A short walk to a stunning viewpoint: Mt. Nanzilin
By Richard Saunders, Special to The China Post
October 2, 2008, 11:20 am TWN
Perched high above the union of the East China Sea and the Pacific Ocean, the area around Jinguashi and Jiufen on the northeast coast of Taiwan is a relatively new discovery for me, but is turning into one of the most exhilarating and tempting hiking areas anywhere within easy reach of Taipei City.
This area has long been popular with local and foreign day trippers as first Jiufen (九份), and more recently the Gold Ecological Museum at Jinguashi (金瓜石) became wildly popular with visitors, but (luckily for those of us city dwellers who like to escape the crowds come Saturday morning) it’s the same story here as anywhere else around Taiwan. Venture just a bit off the deeply worn tourist path, and you’ll be well rewarded.
In the Jiufen and Jinguashi area, there’s no shortage of peace and unspoilt beauty. For instance the forty-minute climb to the summit of Keelung Mountain (基隆山. 587 meters), the great pyramid of rock that looms above the ocean on the seaward side of Jiufen, is rewarded by a fabulous panorama, while climbing the rocky tower atop Teapot Mountain (無耳茶壺山, 599 meters) just across the valley above Jinguashi is a great way to set the adrenaline running (fixed ropes make the scramble relatively safe).
At first, Mt. Nanziling (南子吝山), rising above the ocean a little further east, looks quite inconspicuous amidst this landscape of tall and shapely peaks. At just 196 meters high, it’s only a third the height of either of the other two summits, and lacking a sharp profile or impressive rocky summit, it’s hardly surprising that most visitors to the area ignore it. The reward for making the short, easy walk to the top, however is a view every bit as fine as that from one of the much loftier peaks nearby, with the great advantage of being both an easier, more relaxing climb, and a far, far quieter one at weekends.

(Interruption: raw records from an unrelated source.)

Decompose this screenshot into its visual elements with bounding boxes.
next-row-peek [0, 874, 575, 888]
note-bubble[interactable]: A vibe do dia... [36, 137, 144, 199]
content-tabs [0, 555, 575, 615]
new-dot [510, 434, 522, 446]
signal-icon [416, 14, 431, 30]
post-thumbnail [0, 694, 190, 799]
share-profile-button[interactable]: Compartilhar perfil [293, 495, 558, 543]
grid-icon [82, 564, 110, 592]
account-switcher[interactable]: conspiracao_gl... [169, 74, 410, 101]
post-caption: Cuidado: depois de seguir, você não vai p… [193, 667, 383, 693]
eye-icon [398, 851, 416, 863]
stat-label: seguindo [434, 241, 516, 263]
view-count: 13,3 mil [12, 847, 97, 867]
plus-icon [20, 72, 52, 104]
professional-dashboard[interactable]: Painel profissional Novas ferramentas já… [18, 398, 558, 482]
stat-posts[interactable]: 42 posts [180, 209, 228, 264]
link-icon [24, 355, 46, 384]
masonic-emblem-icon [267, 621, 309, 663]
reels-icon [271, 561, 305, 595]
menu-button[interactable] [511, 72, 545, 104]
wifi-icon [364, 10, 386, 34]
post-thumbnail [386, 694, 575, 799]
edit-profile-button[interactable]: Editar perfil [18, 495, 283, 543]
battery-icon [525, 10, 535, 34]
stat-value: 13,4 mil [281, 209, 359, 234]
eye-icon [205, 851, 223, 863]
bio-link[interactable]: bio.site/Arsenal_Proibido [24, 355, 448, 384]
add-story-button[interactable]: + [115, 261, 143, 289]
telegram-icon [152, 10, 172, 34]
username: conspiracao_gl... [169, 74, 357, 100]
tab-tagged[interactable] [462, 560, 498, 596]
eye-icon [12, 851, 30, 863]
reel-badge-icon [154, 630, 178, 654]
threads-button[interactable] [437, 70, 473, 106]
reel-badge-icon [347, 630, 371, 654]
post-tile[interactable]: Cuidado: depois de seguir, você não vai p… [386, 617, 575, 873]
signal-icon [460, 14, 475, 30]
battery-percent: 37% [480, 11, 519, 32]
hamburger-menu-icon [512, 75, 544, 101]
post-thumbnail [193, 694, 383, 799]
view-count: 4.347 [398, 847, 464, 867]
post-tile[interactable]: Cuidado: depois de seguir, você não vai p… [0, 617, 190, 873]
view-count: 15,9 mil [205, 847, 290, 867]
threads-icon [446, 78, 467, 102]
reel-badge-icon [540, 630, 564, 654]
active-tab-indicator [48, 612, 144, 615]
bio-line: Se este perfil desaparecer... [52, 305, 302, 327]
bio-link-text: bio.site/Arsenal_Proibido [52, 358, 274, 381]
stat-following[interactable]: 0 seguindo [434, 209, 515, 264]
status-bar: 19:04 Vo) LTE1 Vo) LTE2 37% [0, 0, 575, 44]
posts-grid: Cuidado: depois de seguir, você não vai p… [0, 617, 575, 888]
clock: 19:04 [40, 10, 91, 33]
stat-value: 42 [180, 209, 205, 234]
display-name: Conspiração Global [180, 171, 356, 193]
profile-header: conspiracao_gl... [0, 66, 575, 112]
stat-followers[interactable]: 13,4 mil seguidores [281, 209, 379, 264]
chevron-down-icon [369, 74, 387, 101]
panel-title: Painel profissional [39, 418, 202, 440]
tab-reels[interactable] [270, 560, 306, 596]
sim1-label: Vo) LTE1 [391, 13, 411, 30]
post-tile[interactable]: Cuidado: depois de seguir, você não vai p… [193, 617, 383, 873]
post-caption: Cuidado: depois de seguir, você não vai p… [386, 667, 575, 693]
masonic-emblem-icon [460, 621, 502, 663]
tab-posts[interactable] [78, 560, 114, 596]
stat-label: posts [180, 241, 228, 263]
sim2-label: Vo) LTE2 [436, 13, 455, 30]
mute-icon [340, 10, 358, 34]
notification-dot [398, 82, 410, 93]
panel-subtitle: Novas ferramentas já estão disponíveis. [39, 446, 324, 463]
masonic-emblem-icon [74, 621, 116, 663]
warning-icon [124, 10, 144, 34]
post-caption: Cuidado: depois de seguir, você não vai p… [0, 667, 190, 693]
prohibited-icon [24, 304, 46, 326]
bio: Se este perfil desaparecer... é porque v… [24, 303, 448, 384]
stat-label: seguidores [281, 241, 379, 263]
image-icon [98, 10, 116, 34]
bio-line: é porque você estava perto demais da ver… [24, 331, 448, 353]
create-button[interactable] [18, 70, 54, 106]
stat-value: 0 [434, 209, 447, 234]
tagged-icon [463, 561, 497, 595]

The trailhead for Mt. Nanziling leaves highway 2 (the main road around the scenic Northeast Coast Scenic Area) in the little fishing village of Nanya (南雅), a place that’s firmly on the beaten track, thanks to the extraordinary, wave-cut rock formations in the cliffs a few minutes walk east of the village. It’s well worth following the footpath along the seashore from the village to the main area of formations, which include two impressive towers of rock that look strikingly like gigantic bamboo shoots.